Me and my partner of 6 years we used to get on very well. We still do but there's so much wrong. He proposed to me about an 18 month mark even though I never really spoke about marriage or anything like that to him. There was no pressure to go down that way.
Within 6 months of the engagement the sexual side of our relationship began dwindling and it was from his side.
We used to be regularly a few times a month and then it went to about once every 3/4 months.
You see he was never able to maintain an erection for intercourse and he would always pull out to masturbate.
It all just died down over the past 4 and half years. About 3 years ago, it was very one sided between us and I stopped making an effort in the bed too.
Now we don't even sleep together any more.
We still get on reasonably well outside of the bedroom. It's awful all the same. He would still like to get married but I am thinking why bother and the sexlessness has me nearly turning away from him and becoming onwards to myself.
I view sex as an important competent in a relationship.
Not only the sexlessness, there's other stuff. He got a job a few years ago that had the opposite schedule of what I worked which was somewhat of a regular week. So even our dates dwindled.
Basically it's all work and no play.
I'm finding it very stressful now with him. I'm not happy. I'm not afraid of being single but I'm afraid of finding the time and sitting down with him and calling it off. I suppose the hard chat. I don't get him. Surely he knows this too and why doesn't he do it to me? Is he waiting for me to call things off with him or what is he doing? He still shows an interest in me. He's still forward with his interest in me but sometimes I wonder. In that I think he could make more of an effort on the rare occasion that we do have a date. Instead of wearing dirty jeans he could wear some clean ones as an example. This is something else too that I am annoyed with him about.

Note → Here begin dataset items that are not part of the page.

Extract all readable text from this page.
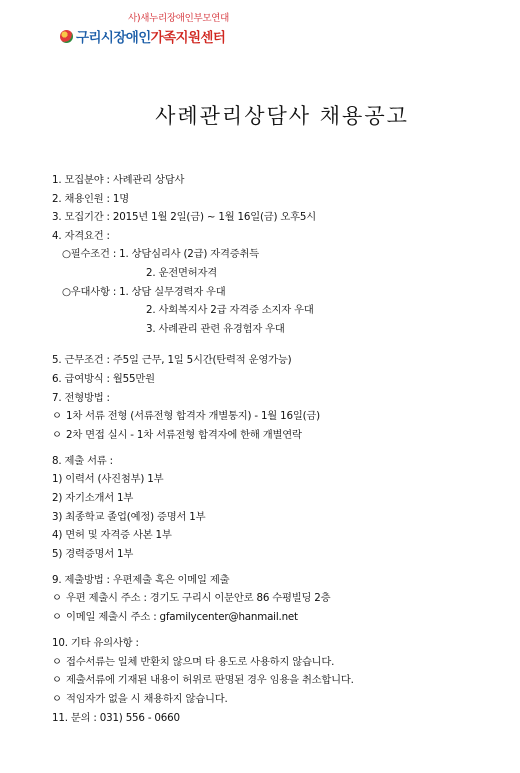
사)새누리장애인부모연대
구리시장애인 가족지원센터
사례관리상담사 채용공고
1. 모집분야 : 사례관리 상담사
2. 채용인원 : 1명
3. 모집기간 : 2015년 1월 2일(금) ~ 1월 16일(금) 오후5시
4. 자격요건 :
○필수조건 : 1. 상담심리사 (2급) 자격증취득
2. 운전면허자격
○우대사항 : 1. 상담 실무경력자 우대
2. 사회복지사 2급 자격증 소지자 우대
3. 사례관리 관련 유경험자 우대
5. 근무조건 : 주5일 근무, 1일 5시간(탄력적 운영가능)
6. 급여방식 : 월55만원
7. 전형방법 :
ㅇ 1차 서류 전형 (서류전형 합격자 개별통지) - 1월 16일(금)
ㅇ 2차 면접 실시 - 1차 서류전형 합격자에 한해 개별연락
8. 제출 서류 :
1) 이력서 (사진첨부) 1부
2) 자기소개서 1부
3) 최종학교 졸업(예정) 증명서 1부
4) 면허 및 자격증 사본 1부
5) 경력증명서 1부
9. 제출방법 : 우편제출 혹은 이메일 제출
ㅇ 우편 제출시 주소 : 경기도 구리시 이문안로 86 수평빌딩 2층
ㅇ 이메일 제출시 주소 : gfamilycenter@hanmail.net
10. 기타 유의사항 :
ㅇ 접수서류는 일체 반환치 않으며 타 용도로 사용하지 않습니다.
ㅇ 제출서류에 기재된 내용이 허위로 판명된 경우 임용을 취소합니다.
ㅇ 적임자가 없을 시 채용하지 않습니다.
11. 문의 : 031) 556 - 0660
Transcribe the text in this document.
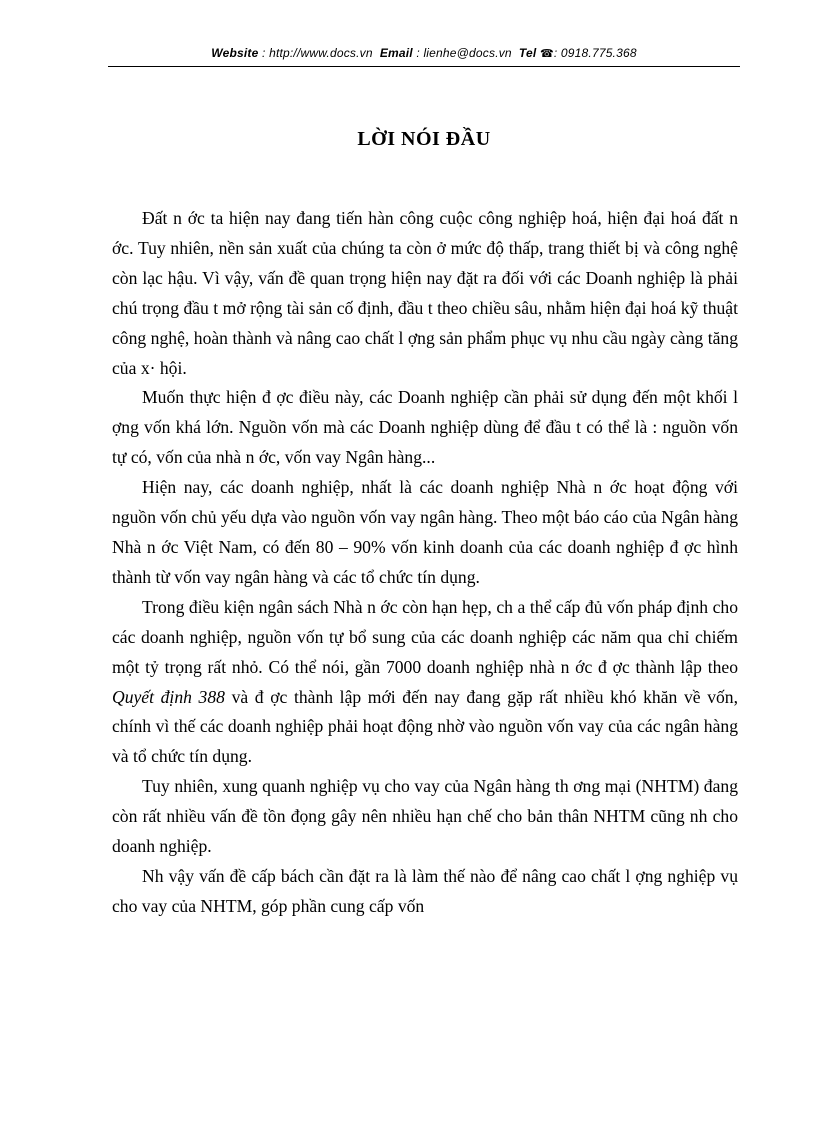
Website : http://www.docs.vn Email : lienhe@docs.vn Tel ☎: 0918.775.368
LỜI NÓI ĐẦU

Đất n ớc ta hiện nay đang tiến hàn công cuộc công nghiệp hoá, hiện đại hoá đất n ớc. Tuy nhiên, nền sản xuất của chúng ta còn ở mức độ thấp, trang thiết bị và công nghệ còn lạc hậu. Vì vậy, vấn đề quan trọng hiện nay đặt ra đối với các Doanh nghiệp là phải chú trọng đầu t mở rộng tài sản cố định, đầu t theo chiều sâu, nhằm hiện đại hoá kỹ thuật công nghệ, hoàn thành và nâng cao chất l ợng sản phẩm phục vụ nhu cầu ngày càng tăng của x· hội.

Muốn thực hiện đ ợc điều này, các Doanh nghiệp cần phải sử dụng đến một khối l ợng vốn khá lớn. Nguồn vốn mà các Doanh nghiệp dùng để đầu t có thể là : nguồn vốn tự có, vốn của nhà n ớc, vốn vay Ngân hàng...

Hiện nay, các doanh nghiệp, nhất là các doanh nghiệp Nhà n ớc hoạt động với nguồn vốn chủ yếu dựa vào nguồn vốn vay ngân hàng. Theo một báo cáo của Ngân hàng Nhà n ớc Việt Nam, có đến 80 – 90% vốn kinh doanh của các doanh nghiệp đ ợc hình thành từ vốn vay ngân hàng và các tổ chức tín dụng.

Trong điều kiện ngân sách Nhà n ớc còn hạn hẹp, ch a thể cấp đủ vốn pháp định cho các doanh nghiệp, nguồn vốn tự bổ sung của các doanh nghiệp các năm qua chỉ chiếm một tỷ trọng rất nhỏ. Có thể nói, gần 7000 doanh nghiệp nhà n ớc đ ợc thành lập theo Quyết định 388 và đ ợc thành lập mới đến nay đang gặp rất nhiều khó khăn về vốn, chính vì thế các doanh nghiệp phải hoạt động nhờ vào nguồn vốn vay của các ngân hàng và tổ chức tín dụng.

Tuy nhiên, xung quanh nghiệp vụ cho vay của Ngân hàng th ơng mại (NHTM) đang còn rất nhiều vấn đề tồn đọng gây nên nhiều hạn chế cho bản thân NHTM cũng nh cho doanh nghiệp.

Nh vậy vấn đề cấp bách cần đặt ra là làm thế nào để nâng cao chất l ợng nghiệp vụ cho vay của NHTM, góp phần cung cấp vốn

So yeah, there's so much there.
Over the past few months I asked him if he wanted to come and sleep with me and all I got was excuses. So I won't be asking him again.
Also there's a birthday party coming up within his family in a few weeks. I am invited but I don't want to go. Before now I would have seen something like this as an opportunity to spend time together and a bonding time together but I just can't stomach it any more. He's a man he won't sleep with me or have sex with me and prefers his work to me.